Culture-Enriching Junkies Steal to Feed Their Habit

Culture-enrichers in the West are often drug-dealers, but the one featured in this story from Barcelona is an addict who steals to feed his habit.

Many thanks to Pampasnasturtium for translating this article from the Catalan news site El Nacional:

Stealing to take drugs in downtown Barcelona: Six t-shirts for five euros worth of heroin

by Guillem RS
March 9, 2019

Stealing to take drugs. There’s nothing else. The purpose for the booty of some of the thieves that operate in downtown Barcelona, which has turned into the ground zero of insecurity in the capital of Catalonia, is to exchange it for drugs in the ‘narco-flats’ of the Raval neighborhood*. It depends solely on the money.

A man known to the town’s police force [‘Guardia Urbana’] suddenly appears on the Rambla promenade. Two agents in civilian attire of the Urban Criminality Group [GDU: ‘Grupo de Delincuencia Urbana’] start following him. He’s a thief who usually operates in shops but right now it is nighttime, no shops remain open, and the thief still walks around. He’s changed targets: today he is onto handbags.

The two police agents follow him. He goes up and down the promenade, up and down, crossing from one sidewalk to the other, almost not looking to see whether cars come or go. He enters the NBA Cafe Barcelona —the former, now restored, ‘Ático’ restaurant — and comes out again. Walks a bit and goes back in again. Strolls, comes across a friend of his, they enter the restaurant and come out of it quickly.
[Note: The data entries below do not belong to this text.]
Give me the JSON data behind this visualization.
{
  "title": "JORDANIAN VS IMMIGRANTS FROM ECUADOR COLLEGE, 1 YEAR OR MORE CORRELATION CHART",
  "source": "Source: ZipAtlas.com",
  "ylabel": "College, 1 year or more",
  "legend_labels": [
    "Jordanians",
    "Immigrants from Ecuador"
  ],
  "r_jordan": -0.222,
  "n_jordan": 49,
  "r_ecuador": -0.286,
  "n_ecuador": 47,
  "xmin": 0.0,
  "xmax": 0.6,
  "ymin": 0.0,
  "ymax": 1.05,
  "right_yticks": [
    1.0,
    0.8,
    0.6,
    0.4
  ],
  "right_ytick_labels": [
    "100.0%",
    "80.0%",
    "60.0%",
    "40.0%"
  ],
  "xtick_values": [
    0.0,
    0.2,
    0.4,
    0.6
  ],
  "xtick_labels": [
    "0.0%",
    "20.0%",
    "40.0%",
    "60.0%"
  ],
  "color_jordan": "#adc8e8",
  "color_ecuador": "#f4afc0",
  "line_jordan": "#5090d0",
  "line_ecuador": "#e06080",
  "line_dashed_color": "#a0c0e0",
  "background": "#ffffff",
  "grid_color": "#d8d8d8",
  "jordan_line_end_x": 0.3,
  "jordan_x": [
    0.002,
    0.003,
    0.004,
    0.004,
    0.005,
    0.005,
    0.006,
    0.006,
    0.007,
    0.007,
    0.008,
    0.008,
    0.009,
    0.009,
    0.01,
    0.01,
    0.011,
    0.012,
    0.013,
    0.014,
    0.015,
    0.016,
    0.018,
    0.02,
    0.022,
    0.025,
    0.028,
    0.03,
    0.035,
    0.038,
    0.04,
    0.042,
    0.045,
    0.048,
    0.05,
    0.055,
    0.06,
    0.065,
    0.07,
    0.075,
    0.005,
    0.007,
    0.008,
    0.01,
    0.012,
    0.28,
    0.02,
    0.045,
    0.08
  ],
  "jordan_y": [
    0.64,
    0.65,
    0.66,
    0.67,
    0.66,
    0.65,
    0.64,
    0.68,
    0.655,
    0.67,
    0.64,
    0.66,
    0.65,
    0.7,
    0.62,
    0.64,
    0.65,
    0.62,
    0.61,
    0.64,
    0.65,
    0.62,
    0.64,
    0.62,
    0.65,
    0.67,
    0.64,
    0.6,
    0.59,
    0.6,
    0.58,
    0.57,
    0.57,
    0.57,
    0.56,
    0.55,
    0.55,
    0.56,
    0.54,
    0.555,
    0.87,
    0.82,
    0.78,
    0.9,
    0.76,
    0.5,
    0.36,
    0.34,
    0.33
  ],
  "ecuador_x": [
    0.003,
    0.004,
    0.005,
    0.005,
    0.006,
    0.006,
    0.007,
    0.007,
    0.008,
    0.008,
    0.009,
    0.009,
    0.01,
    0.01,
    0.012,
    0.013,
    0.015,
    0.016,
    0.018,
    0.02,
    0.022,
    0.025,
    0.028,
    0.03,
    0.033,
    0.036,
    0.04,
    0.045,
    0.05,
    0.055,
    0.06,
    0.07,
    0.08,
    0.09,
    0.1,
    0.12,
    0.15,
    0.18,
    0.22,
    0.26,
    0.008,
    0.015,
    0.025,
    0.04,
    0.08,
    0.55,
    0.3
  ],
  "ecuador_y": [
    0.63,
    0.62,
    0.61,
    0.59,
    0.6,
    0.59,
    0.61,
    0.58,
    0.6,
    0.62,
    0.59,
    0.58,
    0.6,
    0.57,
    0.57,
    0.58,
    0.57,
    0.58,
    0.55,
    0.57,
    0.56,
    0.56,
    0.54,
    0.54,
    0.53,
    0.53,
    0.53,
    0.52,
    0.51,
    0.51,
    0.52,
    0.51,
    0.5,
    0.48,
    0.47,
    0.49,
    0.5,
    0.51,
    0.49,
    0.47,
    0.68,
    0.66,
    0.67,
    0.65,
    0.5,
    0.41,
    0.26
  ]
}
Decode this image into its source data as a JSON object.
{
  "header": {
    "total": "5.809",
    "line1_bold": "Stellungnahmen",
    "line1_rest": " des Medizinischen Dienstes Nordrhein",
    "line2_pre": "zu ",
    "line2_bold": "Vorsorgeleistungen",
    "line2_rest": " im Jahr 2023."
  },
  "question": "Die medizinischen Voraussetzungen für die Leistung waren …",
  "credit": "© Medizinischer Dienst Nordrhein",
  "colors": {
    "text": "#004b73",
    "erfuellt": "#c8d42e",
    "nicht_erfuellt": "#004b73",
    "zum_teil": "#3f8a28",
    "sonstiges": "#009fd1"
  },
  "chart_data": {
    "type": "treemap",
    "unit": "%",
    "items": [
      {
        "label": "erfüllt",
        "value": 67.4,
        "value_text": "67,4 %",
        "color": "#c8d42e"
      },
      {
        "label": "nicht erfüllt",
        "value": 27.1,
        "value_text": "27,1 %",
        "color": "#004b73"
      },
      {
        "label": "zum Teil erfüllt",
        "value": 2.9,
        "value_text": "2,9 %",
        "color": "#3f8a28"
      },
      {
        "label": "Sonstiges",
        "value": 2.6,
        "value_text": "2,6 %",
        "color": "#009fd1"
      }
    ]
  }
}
Under his arm the man known to the police carries six red t-shirts he has stolen.

The two policemen, who had been following him all along, stop him and retrieve the t-shirts and file a report on the two of them for theft. After being identified, and with no t-shirts, they go back via the route they came. It’s not the first time, nor will it be the last time, they will get caught. They need to steal to go to the narco-flat to buy drugs.

That’s the way he explains it himself to He’s 37 years old, came from Morocco many years ago, and spent eleven of those jailed in Brians 2 prison. He stole and also resold drugs to tourists and he got caught. It’s less than six months since he’s been out on the streets, and he’s already been arrested more than a half-dozen times.

Six t-shirts, five euros worth of heroin

Out of the six t-shirts he’s stolen, he explains that he expects to obtain some five euros worth of heroin at the narco-flat. Most of them take stuff, stolen or not, in exchange for drugs. But if one of the places you take the goods to is not interested in them, there’s no problem, there are more narco-flats that work as barter-markets.

He’ll have to steal something again; he doesn’t dissemble. He starts to notice signs of withdrawal kicking in, and he’ll need drugs soon. To pay for it he’ll have to steal and have better luck than this time, when the town police caught him.

Full board: drugs, food, bed and a prostitute

The day before he had better luck. Without too much risk he was able to get hold of a woman’s handbag, and inside of it there were 500 euros. Cash in hand, he went to one of the narco-flats, managed by a Dominican citizen.

He went in before 8pm and did not come out until almost 24 hours after that. With the 500 euros he had enough to buy grams of cocaine for hours, but also paid 20 euros to spend the night in one of the rooms in the flat. He bought food and he locked himself up in the room with a prostitute.

Back on the streets

But, maybe like a dream, the 500 euros in the handbag were gone and now it’s time to be back on the streets fighting again for booty that will quickly be exchanged for drugs.


*   An area historically infamous for its nightlife and cabarets, as well as prostitution and crime, El Raval has changed significantly in recent years and due to its central location has become a minor attraction of Barcelona. It currently has a very diverse immigrant community (47.4% of its population was born abroad, ranging from all South America, Pakistanis and Filipinos, to a more recent Eastern European community, especially from Romania). It is home to many bars, restaurants, and night spots.’